1.14C塩酸ドルゾラミド0.1~5mg/kgを雄性ラットに静脈内投与した際,血液中放射能濃度のAUCは0.5mg/kgまではほぼ投与量に依存して増加したが,1mg/kg以上の投与量では飽和が認められた.血液中放射能のほとんどは赤血球中に存在し,t1/2は10.5~11.3日と極めて遅かった.
2.静脈内,経口いずれの投与経路でも血中放射能濃度推移に雌雄差は認められず,経口投与時の吸収はほぼ完全であった.
3.14C塩酸ドルゾラミド0.51ng/kgを静脈内投与した際,放射能の大部分は血液中に存在した.組織内濃度は腎臓が最も高く,次いで肺,脾臓,骨髄,胃,肝臓,盲腸,大腸に高かった.ほとんどの組織は血液と同様な経時的推移を示した.

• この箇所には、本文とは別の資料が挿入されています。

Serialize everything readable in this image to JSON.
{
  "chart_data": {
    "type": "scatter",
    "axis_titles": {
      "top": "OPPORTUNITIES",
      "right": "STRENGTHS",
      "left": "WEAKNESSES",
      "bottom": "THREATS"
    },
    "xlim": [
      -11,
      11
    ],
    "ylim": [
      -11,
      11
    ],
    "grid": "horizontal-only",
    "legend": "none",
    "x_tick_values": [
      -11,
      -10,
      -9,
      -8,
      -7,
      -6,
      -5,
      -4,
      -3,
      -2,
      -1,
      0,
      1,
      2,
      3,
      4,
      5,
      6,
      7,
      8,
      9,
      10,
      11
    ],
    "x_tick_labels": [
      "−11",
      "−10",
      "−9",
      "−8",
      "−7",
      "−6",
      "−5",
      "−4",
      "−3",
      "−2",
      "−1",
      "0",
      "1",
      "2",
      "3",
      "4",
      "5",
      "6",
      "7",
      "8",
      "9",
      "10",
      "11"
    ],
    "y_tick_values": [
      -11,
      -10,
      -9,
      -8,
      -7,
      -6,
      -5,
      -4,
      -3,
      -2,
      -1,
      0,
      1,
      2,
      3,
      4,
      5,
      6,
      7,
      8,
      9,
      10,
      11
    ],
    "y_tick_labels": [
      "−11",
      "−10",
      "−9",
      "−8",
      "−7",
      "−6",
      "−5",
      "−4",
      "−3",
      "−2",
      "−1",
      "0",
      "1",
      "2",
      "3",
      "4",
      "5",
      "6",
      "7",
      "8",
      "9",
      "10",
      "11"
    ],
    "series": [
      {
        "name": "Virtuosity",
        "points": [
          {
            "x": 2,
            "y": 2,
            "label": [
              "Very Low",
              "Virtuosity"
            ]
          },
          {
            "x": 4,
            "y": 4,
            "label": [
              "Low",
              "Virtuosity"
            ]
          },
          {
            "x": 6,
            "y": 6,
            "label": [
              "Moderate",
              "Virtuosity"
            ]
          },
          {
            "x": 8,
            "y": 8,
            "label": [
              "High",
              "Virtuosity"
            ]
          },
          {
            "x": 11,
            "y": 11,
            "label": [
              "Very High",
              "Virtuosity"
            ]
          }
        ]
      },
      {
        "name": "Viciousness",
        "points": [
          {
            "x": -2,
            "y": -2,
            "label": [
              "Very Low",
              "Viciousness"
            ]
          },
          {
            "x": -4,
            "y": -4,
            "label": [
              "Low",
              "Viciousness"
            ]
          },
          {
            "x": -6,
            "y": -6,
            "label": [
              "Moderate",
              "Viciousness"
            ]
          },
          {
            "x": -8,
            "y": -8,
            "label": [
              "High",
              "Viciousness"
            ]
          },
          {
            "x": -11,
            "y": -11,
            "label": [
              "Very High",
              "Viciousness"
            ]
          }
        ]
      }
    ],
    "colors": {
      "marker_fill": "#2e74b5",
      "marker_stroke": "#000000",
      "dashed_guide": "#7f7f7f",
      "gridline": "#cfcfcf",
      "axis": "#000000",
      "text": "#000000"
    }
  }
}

4.14C塩酸ドルゾラミド0.5mg/kgを静脈内投与後31日までに投与した放射能の74.7%が尿中に,11.8%が糞中に排泄された.経口投与後24時間までの尿中放射能排泄率は0.5mg/kg投与時24.7%,5mg/kg投与時73.8%であった.
5.血液,尿,組織中代謝物としてN一脱エチル体が認められたが,総放射能に対する代謝物の割合は0.5mg/kg投与時では低く,5mg/kg投与時では増加した.
6.血漿中蛋白との結合は,ドルゾラミド,N一脱エチル体とも弱く,30%以下であった.また,主結合蛋白はアルブミンであった.